NASA's Fast Auroral SnapshoT (FAST) satellite is the second Small Explorer (SMEX) satellite selected by NASA to carry out rapid, low cost, and highly focused scientific investigations. Its primary mission is high spatial and temporal resolution measurements of charged particles and electric and magnetic fields within the low altitude auroral acceleration region. FAST was launched from the Western Test Range at Vandenberg Air Force Base on August 21, 1996 by a Pegasus-XL vehicle that placed FAST into an 83° inclination elliptical orbit of 350 km by 4175 km. As its orbital motion evolves throughout the year, the satellite crosses the auroral zones four times per orbit over a wide range of altitudes, local times, and seasons. The launch date was chosen to put FAST's initial orbit near the noon-midnight meridian with apogee over the northern auroral zone during the northern hemisphere winter of 1996-1997, when coordinated optical auroral observations from ground observatories and NASA's Polar satellite were planned.

The basic features of the mid-altitude auroral acceleration region were discovered by a succession of satellites, including ISIS, S3-3, Dynamics Explorer, Viking, and Akebono.
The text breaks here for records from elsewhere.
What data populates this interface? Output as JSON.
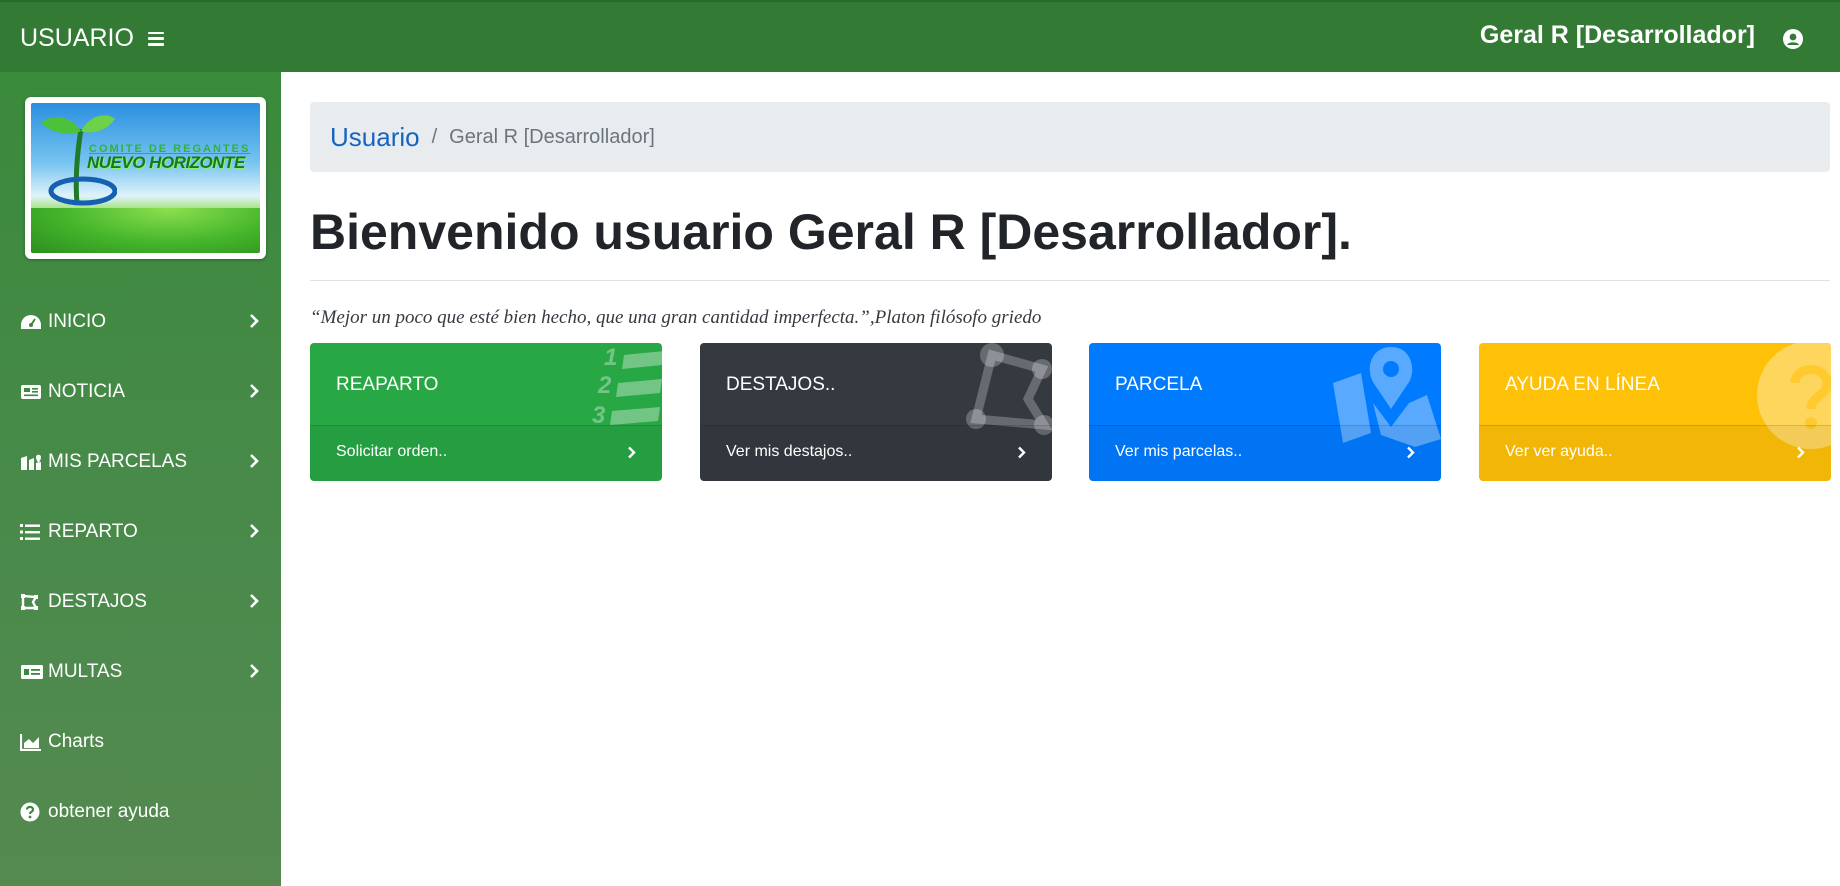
{
  "topbar": {
    "brand": "USUARIO",
    "user_name": "Geral R [Desarrollador]"
  },
  "logo": {
    "line1": "COMITE DE REGANTES",
    "line2": "NUEVO HORIZONTE"
  },
  "sidebar": {
    "items": [
      {
        "label": "INICIO",
        "icon": "dashboard-icon",
        "has_chevron": true
      },
      {
        "label": "NOTICIA",
        "icon": "newspaper-icon",
        "has_chevron": true
      },
      {
        "label": "MIS PARCELAS",
        "icon": "map-marker-icon",
        "has_chevron": true
      },
      {
        "label": "REPARTO",
        "icon": "list-ol-icon",
        "has_chevron": true
      },
      {
        "label": "DESTAJOS",
        "icon": "draw-polygon-icon",
        "has_chevron": true
      },
      {
        "label": "MULTAS",
        "icon": "money-check-icon",
        "has_chevron": true
      },
      {
        "label": "Charts",
        "icon": "chart-area-icon",
        "has_chevron": false
      },
      {
        "label": "obtener ayuda",
        "icon": "question-circle-icon",
        "has_chevron": false
      }
    ]
  },
  "breadcrumb": {
    "link": "Usuario",
    "separator": "/",
    "current": "Geral R [Desarrollador]"
  },
  "main": {
    "title": "Bienvenido usuario Geral R [Desarrollador].",
    "quote": "“Mejor un poco que esté bien hecho, que una gran cantidad imperfecta.”,Platon filósofo griedo"
  },
  "cards": [
    {
      "title": "REAPARTO",
      "link": "Solicitar orden..",
      "color": "#28a745",
      "icon": "list-ol-icon"
    },
    {
      "title": "DESTAJOS..",
      "link": "Ver mis destajos..",
      "color": "#343a40",
      "icon": "draw-polygon-icon"
    },
    {
      "title": "PARCELA",
      "link": "Ver mis parcelas..",
      "color": "#007bff",
      "icon": "map-marked-icon"
    },
    {
      "title": "AYUDA EN LÍNEA",
      "link": "Ver ver ayuda..",
      "color": "#ffc107",
      "icon": "question-circle-icon"
    }
  ]
}
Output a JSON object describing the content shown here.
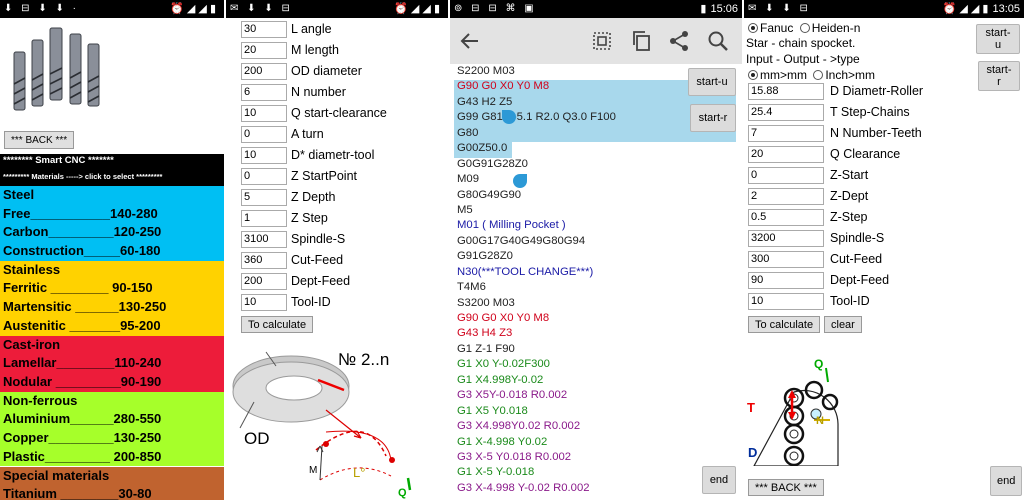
{
  "panels": [
    {
      "statusbar": {
        "icons_left": "⬇ ⊟ ⬇ ⬇ ·",
        "icons_right": "⏰ ◢ ◢ ▮",
        "time": ""
      }
    },
    {
      "statusbar": {
        "icons_left": "✉ ⬇ ⬇ ⊟",
        "icons_right": "⏰ ◢ ◢ ▮",
        "time": ""
      }
    },
    {
      "statusbar": {
        "icons_left": "⊚ ⊟ ⊟ ⌘ ▣",
        "icons_right": "▮",
        "time": "15:06"
      }
    },
    {
      "statusbar": {
        "icons_left": "✉ ⬇ ⬇ ⊟",
        "icons_right": "⏰ ◢ ◢ ▮",
        "time": "13:05"
      }
    }
  ],
  "screen1": {
    "back_label": "*** BACK ***",
    "title": "******** Smart CNC *******",
    "subtitle": "********* Materials -----> click to select *********",
    "materials": [
      {
        "color": "#00bff3",
        "lines": [
          "Steel",
          "Free___________140-280",
          "Carbon_________120-250",
          "Construction_____60-180"
        ]
      },
      {
        "color": "#ffd200",
        "lines": [
          "Stainless",
          "Ferritic ________ 90-150",
          "Martensitic ______130-250",
          "Austenitic _______95-200"
        ]
      },
      {
        "color": "#ed1c3a",
        "lines": [
          "Cast-iron",
          "Lamellar________110-240",
          "Nodular _________90-190"
        ]
      },
      {
        "color": "#a6ff2a",
        "lines": [
          "Non-ferrous",
          "Aluminium______280-550",
          "Copper_________130-250",
          "Plastic_________ 200-850"
        ]
      },
      {
        "color": "#c0632f",
        "lines": [
          "Special materials",
          "Titanium ________30-80"
        ]
      }
    ]
  },
  "screen2": {
    "fields": [
      {
        "value": "30",
        "label": "L angle"
      },
      {
        "value": "20",
        "label": "M length"
      },
      {
        "value": "200",
        "label": "OD diameter"
      },
      {
        "value": "6",
        "label": "N number"
      },
      {
        "value": "10",
        "label": "Q start-clearance"
      },
      {
        "value": "0",
        "label": "A turn"
      },
      {
        "value": "10",
        "label": "D* diametr-tool"
      },
      {
        "value": "0",
        "label": "Z StartPoint"
      },
      {
        "value": "5",
        "label": "Z Depth"
      },
      {
        "value": "1",
        "label": "Z Step"
      },
      {
        "value": "3100",
        "label": "Spindle-S"
      },
      {
        "value": "360",
        "label": "Cut-Feed"
      },
      {
        "value": "200",
        "label": "Dept-Feed"
      },
      {
        "value": "10",
        "label": "Tool-ID"
      }
    ],
    "calc_label": "To calculate",
    "diagram": {
      "n_label": "№ 2..n",
      "od_label": "OD",
      "m_label": "M",
      "l_label": "L°",
      "q_label": "Q"
    }
  },
  "screen3": {
    "code": [
      {
        "t": "S2200 M03",
        "c": "#222"
      },
      {
        "t": "G90 G0 X0 Y0 M8",
        "c": "#d0021b"
      },
      {
        "t": "G43 H2 Z5",
        "c": "#222"
      },
      {
        "t": "G99 G81 Z-5.1 R2.0 Q3.0 F100",
        "c": "#222"
      },
      {
        "t": "G80",
        "c": "#222"
      },
      {
        "t": "G00Z50.0",
        "c": "#222"
      },
      {
        "t": "G0G91G28Z0",
        "c": "#222"
      },
      {
        "t": "M09",
        "c": "#222"
      },
      {
        "t": "G80G49G90",
        "c": "#222"
      },
      {
        "t": "M5",
        "c": "#222"
      },
      {
        "t": "M01 ( Milling Pocket )",
        "c": "#1a1aa6"
      },
      {
        "t": "G00G17G40G49G80G94",
        "c": "#222"
      },
      {
        "t": "G91G28Z0",
        "c": "#222"
      },
      {
        "t": "N30(***TOOL CHANGE***)",
        "c": "#1a1aa6"
      },
      {
        "t": "T4M6",
        "c": "#222"
      },
      {
        "t": "S3200 M03",
        "c": "#222"
      },
      {
        "t": "G90 G0 X0 Y0 M8",
        "c": "#d0021b"
      },
      {
        "t": "G43 H4 Z3",
        "c": "#d0021b"
      },
      {
        "t": "G1 Z-1 F90",
        "c": "#222"
      },
      {
        "t": "G1 X0 Y-0.02F300",
        "c": "#1a8a1a"
      },
      {
        "t": "G1 X4.998Y-0.02",
        "c": "#1a8a1a"
      },
      {
        "t": "G3 X5Y-0.018 R0.002",
        "c": "#8a1a8a"
      },
      {
        "t": "G1 X5 Y0.018",
        "c": "#1a8a1a"
      },
      {
        "t": "G3 X4.998Y0.02 R0.002",
        "c": "#8a1a8a"
      },
      {
        "t": "G1 X-4.998 Y0.02",
        "c": "#1a8a1a"
      },
      {
        "t": "G3 X-5 Y0.018 R0.002",
        "c": "#8a1a8a"
      },
      {
        "t": "G1 X-5 Y-0.018",
        "c": "#1a8a1a"
      },
      {
        "t": "G3 X-4.998 Y-0.02 R0.002",
        "c": "#8a1a8a"
      }
    ],
    "start_u_label": "start-u",
    "start_r_label": "start-r",
    "end_label": "end"
  },
  "screen4": {
    "radio_fanuc": "Fanuc",
    "radio_heiden": "Heiden-n",
    "title": "Star - chain spocket.",
    "io_label": "Input - Output - >type",
    "radio_mm": "mm>mm",
    "radio_inch": "Inch>mm",
    "fields": [
      {
        "value": "15.88",
        "label": "D Diametr-Roller"
      },
      {
        "value": "25.4",
        "label": "T Step-Chains"
      },
      {
        "value": "7",
        "label": "N Number-Teeth"
      },
      {
        "value": "20",
        "label": "Q Clearance"
      },
      {
        "value": "0",
        "label": "Z-Start"
      },
      {
        "value": "2",
        "label": "Z-Dept"
      },
      {
        "value": "0.5",
        "label": "Z-Step"
      },
      {
        "value": "3200",
        "label": "Spindle-S"
      },
      {
        "value": "300",
        "label": "Cut-Feed"
      },
      {
        "value": "90",
        "label": "Dept-Feed"
      },
      {
        "value": "10",
        "label": "Tool-ID"
      }
    ],
    "calc_label": "To calculate",
    "clear_label": "clear",
    "start_u_label": "start-u",
    "start_r_label": "start-r",
    "back_label": "*** BACK ***",
    "end_label": "end",
    "diagram": {
      "t_label": "T",
      "d_label": "D",
      "q_label": "Q",
      "n_label": "N"
    }
  }
}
These spacecraft identified the essential properties of inverted V electron beams, electrostatic shocks, ion beams and conics, density cavities, and numerous wave modes including auroral kilometric radiation, ion cyclotron waves and VLF auroral hiss and saucers. The time resolution of these measurements was typically limited first by the spacecraft spin period, and ultimately by telemetry capacity. In recent years, numerous sounding rocket experiments have revealed a broad range of important microphysical processes occurring in the aurora on short temporal and spatial scales [e.g., McFadden et al., 1987; Vago et al., 1992]. The Freja satellite, launched in 1992, carried out auroral investigations with temporal and spatial resolution similar to that of rockets, at altitudes as high as 1750 km. [Lundin, et al.,1998]. The FAST mission was designed to make similar high time resolution microphysics measurements at higher altitudes, within the auroral acceleration region. These goals require wave measurements of electric fields up to the electron plasma frequency, and electron measurement resolution up to the ion cyclotron frequency. The corresponding horizontal spatial resolution for auroral structures is 10's of meters, which is shorter than typical electron inertia lengths or ion gyroradii.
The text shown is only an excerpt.